Chapel: String performance regressions from #12899

Created on 30 May 2019 · 15Comments · Source: chapel-lang/chapel

A few of our nightly string performance tests regressed after #12899:

https://chapel-lang.org/perf/chapcs/?startdate=2019/03/31&enddate=2019/05/30&graphs=arrayofstringelementaccess,stringtemporarycopies,searchwithinastring

This issue exists to track the progress of identifying the causes and improving performance.

Performance

Source

benharsh

All 15 comments

@chapel-lang/perf-team , @dmk42 : Here's an issue to track the recent string performance regressions in nightly testing.

benharsh on 30 May 2019

@dmk42: The question that came up at the perf meeting today was whether these are things that must now inherently be slower due to UTF8-by-default, or whether they were cases that simply had a slow initial implementation but could be improved, like iteration was for the first day or two.

bradcray on 30 May 2019

Thanks. I will continue to be on the lookout for such things, and I will follow this issue.

dmk42 on 30 May 2019

To be clear, we're hoping you'll take the first look at these cases that did regress to help classify them as candidates for improvement or not (e.g., in the next sprint if there are not spare cycles for it in this one).

bradcray on 30 May 2019

BTW, I am about to merge the ascii() deprecation.
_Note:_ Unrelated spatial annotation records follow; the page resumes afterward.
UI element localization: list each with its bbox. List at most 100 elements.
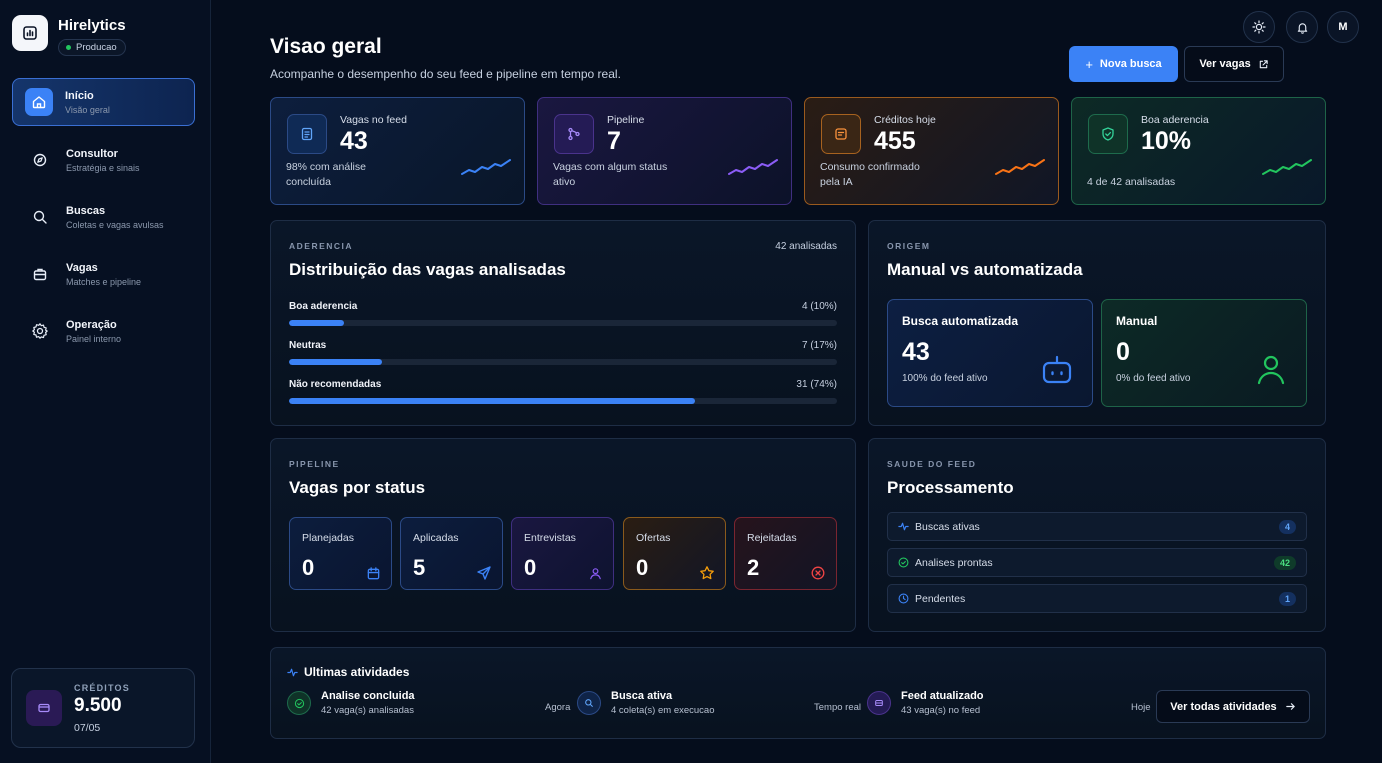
check-circle-icon xyxy=(287,691,311,715)
brand-name: Hirelytics xyxy=(58,17,126,34)
page-subtitle: Acompanhe o desempenho do seu feed e pip… xyxy=(270,67,621,81)
proc-label: Buscas ativas xyxy=(915,520,980,533)
section-title: Manual vs automatizada xyxy=(887,260,1083,279)
status-card-applied[interactable]: Aplicadas 5 xyxy=(400,517,503,590)
activity-icon xyxy=(287,668,298,676)
activity-item-time: Agora xyxy=(545,702,571,713)
proc-label: Pendentes xyxy=(915,592,966,605)
kpi-label: Créditos hoje xyxy=(874,114,936,126)
section-title: Processamento xyxy=(887,478,1014,497)
activity-item-title: Busca ativa xyxy=(611,690,673,702)
progress-track xyxy=(289,359,837,365)
status-value: 5 xyxy=(413,555,426,580)
status-card-rejected[interactable]: Rejeitadas 2 xyxy=(734,517,837,590)
bar-label: Boa aderencia xyxy=(289,301,358,312)
status-label: Ofertas xyxy=(636,532,671,544)
activity-item-subtitle: 42 vaga(s) analisadas xyxy=(321,705,414,716)
count-badge: 42 xyxy=(1273,555,1296,570)
credits-label: CRÉDITOS xyxy=(74,682,130,693)
env-status-dot xyxy=(66,45,71,50)
activity-icon xyxy=(898,522,909,531)
nav-subtitle: Coletas e vagas avulsas xyxy=(66,219,164,230)
status-label: Entrevistas xyxy=(524,532,576,544)
origin-card-value: 43 xyxy=(902,338,930,366)
status-value: 0 xyxy=(302,555,315,580)
credits-card[interactable]: CRÉDITOS 9.500 07/05 xyxy=(11,668,195,748)
view-all-activities-button[interactable]: Ver todas atividades xyxy=(1156,690,1310,723)
origin-card-description: 100% do feed ativo xyxy=(902,373,988,384)
arrow-right-icon xyxy=(1285,703,1295,710)
kpi-value: 10% xyxy=(1141,127,1192,155)
status-value: 0 xyxy=(636,555,649,580)
proc-row-pending[interactable]: Pendentes 1 xyxy=(887,584,1307,613)
activity-item-feed[interactable]: Feed atualizado 43 vaga(s) no feed xyxy=(867,690,984,716)
search-icon xyxy=(26,203,54,231)
nav-item-buscas[interactable]: Buscas Coletas e vagas avulsas xyxy=(12,193,195,241)
kpi-card-credits[interactable]: Créditos hoje 455 Consumo confirmado pel… xyxy=(804,97,1059,205)
progress-fill xyxy=(289,320,344,326)
proc-row-ready-analyses[interactable]: Analises prontas 42 xyxy=(887,548,1307,577)
status-label: Planejadas xyxy=(302,532,354,544)
proc-label: Analises prontas xyxy=(915,556,993,569)
activity-item-analysis[interactable]: Analise concluida 42 vaga(s) analisadas xyxy=(287,690,415,716)
kpi-value: 43 xyxy=(340,127,368,155)
activity-item-time: Hoje xyxy=(1131,702,1151,713)
nav-subtitle: Visão geral xyxy=(65,104,110,115)
bar-row-not-recommended: Não recomendadas 31 (74%) xyxy=(289,379,837,404)
nav-item-consultor[interactable]: Consultor Estratégia e sinais xyxy=(12,136,195,184)
status-card-planned[interactable]: Planejadas 0 xyxy=(289,517,392,590)
env-badge: Producao xyxy=(58,39,126,56)
origin-card-value: 0 xyxy=(1116,338,1130,366)
progress-track xyxy=(289,398,837,404)
calendar-icon xyxy=(367,567,380,580)
progress-fill xyxy=(289,398,695,404)
check-circle-icon xyxy=(898,557,909,568)
kpi-value: 7 xyxy=(607,127,621,155)
receipt-icon xyxy=(821,114,861,154)
activity-header: Ultimas atividades xyxy=(287,665,409,679)
gear-icon xyxy=(26,317,54,345)
section-eyebrow: SAUDE DO FEED xyxy=(887,459,977,469)
section-title: Distribuição das vagas analisadas xyxy=(289,260,566,279)
theme-toggle-button[interactable] xyxy=(1243,11,1275,43)
section-title: Vagas por status xyxy=(289,478,426,497)
home-icon xyxy=(25,88,53,116)
status-label: Aplicadas xyxy=(413,532,459,544)
clock-icon xyxy=(898,593,909,604)
view-jobs-button[interactable]: Ver vagas xyxy=(1184,46,1284,82)
bar-label: Neutras xyxy=(289,340,327,351)
nav-item-vagas[interactable]: Vagas Matches e pipeline xyxy=(12,250,195,298)
logo-icon xyxy=(12,15,48,51)
status-value: 2 xyxy=(747,555,760,580)
activity-item-subtitle: 43 vaga(s) no feed xyxy=(901,705,981,716)
status-card-interviews[interactable]: Entrevistas 0 xyxy=(511,517,614,590)
nav-subtitle: Estratégia e sinais xyxy=(66,162,140,173)
kpi-card-feed[interactable]: Vagas no feed 43 98% com análise concluí… xyxy=(270,97,525,205)
section-eyebrow: PIPELINE xyxy=(289,459,340,469)
nav-item-operacao[interactable]: Operação Painel interno xyxy=(12,307,195,355)
bar-label: Não recomendadas xyxy=(289,379,382,390)
nav-title: Consultor xyxy=(66,147,118,160)
new-search-button[interactable]: + Nova busca xyxy=(1069,46,1178,82)
kpi-card-pipeline[interactable]: Pipeline 7 Vagas com algum status ativo xyxy=(537,97,792,205)
activity-item-search[interactable]: Busca ativa 4 coleta(s) em execucao xyxy=(577,690,715,716)
status-card-offers[interactable]: Ofertas 0 xyxy=(623,517,726,590)
proc-row-active-searches[interactable]: Buscas ativas 4 xyxy=(887,512,1307,541)
nav-item-inicio[interactable]: Início Visão geral xyxy=(12,78,195,126)
kpi-label: Vagas no feed xyxy=(340,114,407,126)
nav-subtitle: Matches e pipeline xyxy=(66,276,142,287)
brand[interactable]: Hirelytics Producao xyxy=(12,15,126,56)
branch-icon xyxy=(554,114,594,154)
nav-title: Vagas xyxy=(66,261,98,274)
origin-card-automated[interactable]: Busca automatizada 43 100% do feed ativo xyxy=(887,299,1093,407)
feed-health-panel: SAUDE DO FEED Processamento Buscas ativa… xyxy=(868,438,1326,632)
robot-icon xyxy=(1042,355,1072,384)
kpi-card-adherence[interactable]: Boa aderencia 10% 4 de 42 analisadas xyxy=(1071,97,1326,205)
avatar[interactable]: M xyxy=(1327,11,1359,43)
sparkline xyxy=(461,159,511,175)
notifications-button[interactable] xyxy=(1286,11,1318,43)
activity-item-title: Feed atualizado xyxy=(901,690,984,702)
progress-fill xyxy=(289,359,383,365)
bar-row-good: Boa aderencia 4 (10%) xyxy=(289,301,837,326)
origin-card-manual[interactable]: Manual 0 0% do feed ativo xyxy=(1101,299,1307,407)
It includes some updates to some of the benchmarks for correctness in using string.byte() instead of ascii(), but there might be some minor performance improvements as a result. Unfortunately, it probably won't be much because the changes are mostly in initialization.

dmk42 on 30 May 2019

👍1

I'll assign this to myself to keep it visible to me. That doesn't mean others can't contribute.

dmk42 on 30 May 2019

The biggest performance loss is in test/types/string/psahabu/perf/substring.chpl where the loop labeled "substring" was O(n) and is now O(n**2). There doesn't seem to be much we can do about that because the substring operation is now O(n) instead of O(1) due to codepoints being the default.

dmk42 on 31 May 2019

👍1

Revisiting this string performance issue, although I cannot change the O(n) vs. O(n**2) aspect of the substring test, I was able to reduce the constant substantially, and improve substring performance by more than 3x.

I originally updated the String module in a character-set-agnostic manner. For example, to count multibyte characters, I decoded each character. Given that we now know the character set is guaranteed to be UTF-8, there are several situations where the character does not have to be decoded. I wrote a test version of the String module that took advantage of the known UTF-8 encoding, and was able to speed up all the tests slightly, and the substring test by a lot.

I will submit a PR to demonstrate how this is done. That PR could be merged, or it could just serve as an example.

dmk42 on 31 Jul 2019

The PR is #13580 . Because of the performance benefit, I'll suggest that it be merged.

dmk42 on 31 Jul 2019

A small correction. When the default indexing was by byte, the same loop was also O(n**2) because the characters had to be copied to the new string representing the substring. It's just that the constant was much smaller, and the overhead of copying multiple characters instead of one was often hidden in cache effects.

So, the real issue is that now we actually have to do something with those characters besides copy them, which is expensive.

dmk42 on 5 Aug 2019

Performance graph follow-up:
The PR also improved the other tests, to the point where they are almost as fast as with bytes.

https://www.chapel-lang.org/perf/chapcs/?startdate=2019/05/01&enddate=2019/08/05&graphs=arrayofstringelementaccess,stringtemporarycopies,searchwithinastring

dmk42 on 5 Aug 2019

👍1

Given the performance results above, I think it's OK to close this issue now.
@benharsh - Since you created this issue, is it addressed to your satisfaction?

dmk42 on 6 Aug 2019

I'm happy with the improvements, but I am curious if we can optimize ascii only strings -- https://github.com/chapel-lang/chapel/pull/13580#issuecomment-518751887

If we can, it doesn't matter to me if we leave this open, or close it and open a new issue about optimizing ascii-only strings.

ronawho on 6 Aug 2019

@e-kayrakli This predates when you joined, but I think you've brought up optimizing ascii-only strings so I wanted to see if you had any thoughts on this. https://chapel-lang.org/perf/chapcs/?startdate=2019/03/31&enddate=2020/07/14&graphs=arrayofstringelementaccess,searchwithinastring has the remaining regressions where the substring one is the largest regression.

@mppf had an interesting thought that since the number of codepoints is now cached with https://github.com/chapel-lang/chapel/pull/15758 that checking for ascii-only might be as simple as cachedNumCodepoints == numBytes

ronawho on 14 Jul 2020

@mppf had an interesting thought that since the number of codepoints is now cached with #15758 that checking for ascii-only might be as simple as cachedNumCodepoints == numBytes

This is what I have in mind, too, for ascii-only strings, but haven't come around implementing it yet. I'll try to take a look soon.